Der Sexhandelsring, der die Grundfesten der kanarischen High Society erschüttert, hat nach den jüngsten Ermittlungen der kanarischen Polizei ein neues, beunruhigendes Kapitel aufgeschlagen. Laut dem dem Gericht für Gewalt gegen Kinder und Jugendliche vorgelegten und von Medien in Las Palmas aufgegriffenen Bericht weist der Fall „Íncubo“ nicht nur Parallelen zu dem Vorgängerfall „18 Lovas“ auf, sondern enthüllt auch ein System von Vetternwirtschaft und Luxus, in dem die Namen der Wirtschafts- und Sportelite der Inseln immer wieder in den Aussagen der Opfer auftauchen.
Im Zentrum der neuen Polizeiaussagen steht Eustasio López, CEO von Lopesan und laut Forbes einer der reichsten Männer Spaniens. Eine der jungen Frauen, die von dem Netzwerk angeworben wurden und damals noch minderjährig waren, berichtete den Ermittlern, dass der Hotelier ihre Zahnspangenbehandlung bezahlt habe. Obwohl die Zeugin betonte, dass die Zahlung für die Zahnspange ohne sexuelle Gefälligkeiten erfolgte und sich die Beziehung auf gemeinsame Mahlzeiten in Luxusrestaurants und Aufenthalte in Hotels der Gruppe beschränkte, untermauert ihre Aussage die Theorie der Polizei über die ausgeklügelten Anwerbungsmethoden des Netzwerks.
Der Polizeibericht nennt auch den bekannten Rallyefahrer Luis Monzón als regelmäßigen Begleiter bei diesen Treffen.
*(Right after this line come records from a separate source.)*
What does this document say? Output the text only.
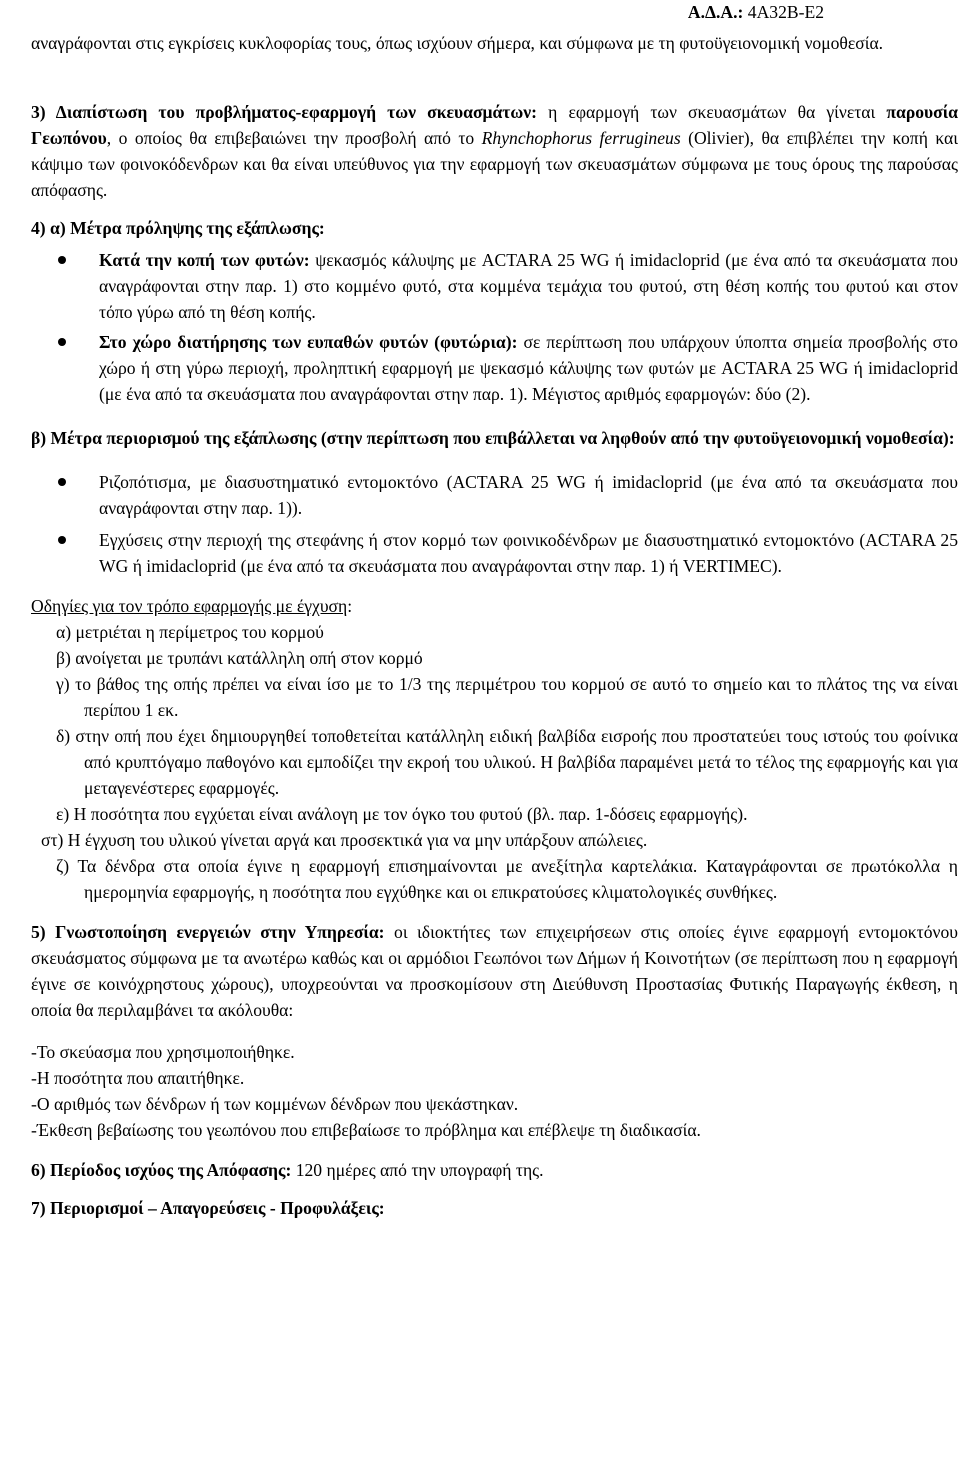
Α.Δ.Α.: 4Α32Β-Ε2

αναγράφονται στις εγκρίσεις κυκλοφορίας τους, όπως ισχύουν σήμερα, και σύμφωνα με τη φυτοϋγειονομική νομοθεσία.

3) Διαπίστωση του προβλήματος-εφαρμογή των σκευασμάτων: η εφαρμογή των σκευασμάτων θα γίνεται παρουσία Γεωπόνου, ο οποίος θα επιβεβαιώνει την προσβολή από το Rhynchophorus ferrugineus (Olivier), θα επιβλέπει την κοπή και κάψιμο των φοινοκόδενδρων και θα είναι υπεύθυνος για την εφαρμογή των σκευασμάτων σύμφωνα με τους όρους της παρούσας απόφασης.

4) α) Μέτρα πρόληψης της εξάπλωσης:

Κατά την κοπή των φυτών: ψεκασμός κάλυψης με ACTARA 25 WG ή imidacloprid (με ένα από τα σκευάσματα που αναγράφονται στην παρ. 1) στο κομμένο φυτό, στα κομμένα τεμάχια του φυτού, στη θέση κοπής του φυτού και στον τόπο γύρω από τη θέση κοπής.
Στο χώρο διατήρησης των ευπαθών φυτών (φυτώρια): σε περίπτωση που υπάρχουν ύποπτα σημεία προσβολής στο χώρο ή στη γύρω περιοχή, προληπτική εφαρμογή με ψεκασμό κάλυψης των φυτών με ACTARA 25 WG ή imidacloprid (με ένα από τα σκευάσματα που αναγράφονται στην παρ. 1). Μέγιστος αριθμός εφαρμογών: δύο (2).

β) Μέτρα περιορισμού της εξάπλωσης (στην περίπτωση που επιβάλλεται να ληφθούν από την φυτοϋγειονομική νομοθεσία):

Ριζοπότισμα, με διασυστηματικό εντομοκτόνο (ACTARA 25 WG ή imidacloprid (με ένα από τα σκευάσματα που αναγράφονται στην παρ. 1)).
Εγχύσεις στην περιοχή της στεφάνης ή στον κορμό των φοινικοδένδρων με διασυστηματικό εντομοκτόνο (ACTARA 25 WG ή imidacloprid (με ένα από τα σκευάσματα που αναγράφονται στην παρ. 1) ή VERTIMEC).

Οδηγίες για τον τρόπο εφαρμογής με έγχυση:

α) μετριέται η περίμετρος του κορμού
β) ανοίγεται με τρυπάνι κατάλληλη οπή στον κορμό
γ) το βάθος της οπής πρέπει να είναι ίσο με το 1/3 της περιμέτρου του κορμού σε αυτό το σημείο και το πλάτος της να είναι περίπου 1 εκ.
δ) στην οπή που έχει δημιουργηθεί τοποθετείται κατάλληλη ειδική βαλβίδα εισροής που προστατεύει τους ιστούς του φοίνικα από κρυπτόγαμο παθογόνο και εμποδίζει την εκροή του υλικού. Η βαλβίδα παραμένει μετά το τέλος της εφαρμογής και για μεταγενέστερες εφαρμογές.
ε) Η ποσότητα που εγχύεται είναι ανάλογη με τον όγκο του φυτού (βλ. παρ. 1-δόσεις εφαρμογής).
στ) Η έγχυση του υλικού γίνεται αργά και προσεκτικά για να μην υπάρξουν απώλειες.
ζ) Τα δένδρα στα οποία έγινε η εφαρμογή επισημαίνονται με ανεξίτηλα καρτελάκια. Καταγράφονται σε πρωτόκολλα η ημερομηνία εφαρμογής, η ποσότητα που εγχύθηκε και οι επικρατούσες κλιματολογικές συνθήκες.

5) Γνωστοποίηση ενεργειών στην Υπηρεσία: οι ιδιοκτήτες των επιχειρήσεων στις οποίες έγινε εφαρμογή εντομοκτόνου σκευάσματος σύμφωνα με τα ανωτέρω καθώς και οι αρμόδιοι Γεωπόνοι των Δήμων ή Κοινοτήτων (σε περίπτωση που η εφαρμογή έγινε σε κοινόχρηστους χώρους), υποχρεούνται να προσκομίσουν στη Διεύθυνση Προστασίας Φυτικής Παραγωγής έκθεση, η οποία θα περιλαμβάνει τα ακόλουθα:

-Το σκεύασμα που χρησιμοποιήθηκε.
-Η ποσότητα που απαιτήθηκε.
-Ο αριθμός των δένδρων ή των κομμένων δένδρων που ψεκάστηκαν.
-Έκθεση βεβαίωσης του γεωπόνου που επιβεβαίωσε το πρόβλημα και επέβλεψε τη διαδικασία.

6) Περίοδος ισχύος της Απόφασης: 120 ημέρες από την υπογραφή της.

7) Περιορισμοί – Απαγορεύσεις - Προφυλάξεις:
Weder der Hotelier noch der Sportler werden in diesem separaten Fall derzeit untersucht; sie werden im Polizeibericht lediglich als Zeugen aufgeführt. Die Aussagen der Opfer beschreiben jedoch ein Verhaltensmuster, bei dem die Rädelsführer, wie Agustín Alemán, alias „Yino“, und der italienische Staatsbürger Antonio D’Ascenzo, ihre Verbindungen zu diesen einflussreichen Persönlichkeiten nutzten, um Minderjährige in eine Welt falscher Sicherheit und wirtschaftlichen Wohlstands zu locken.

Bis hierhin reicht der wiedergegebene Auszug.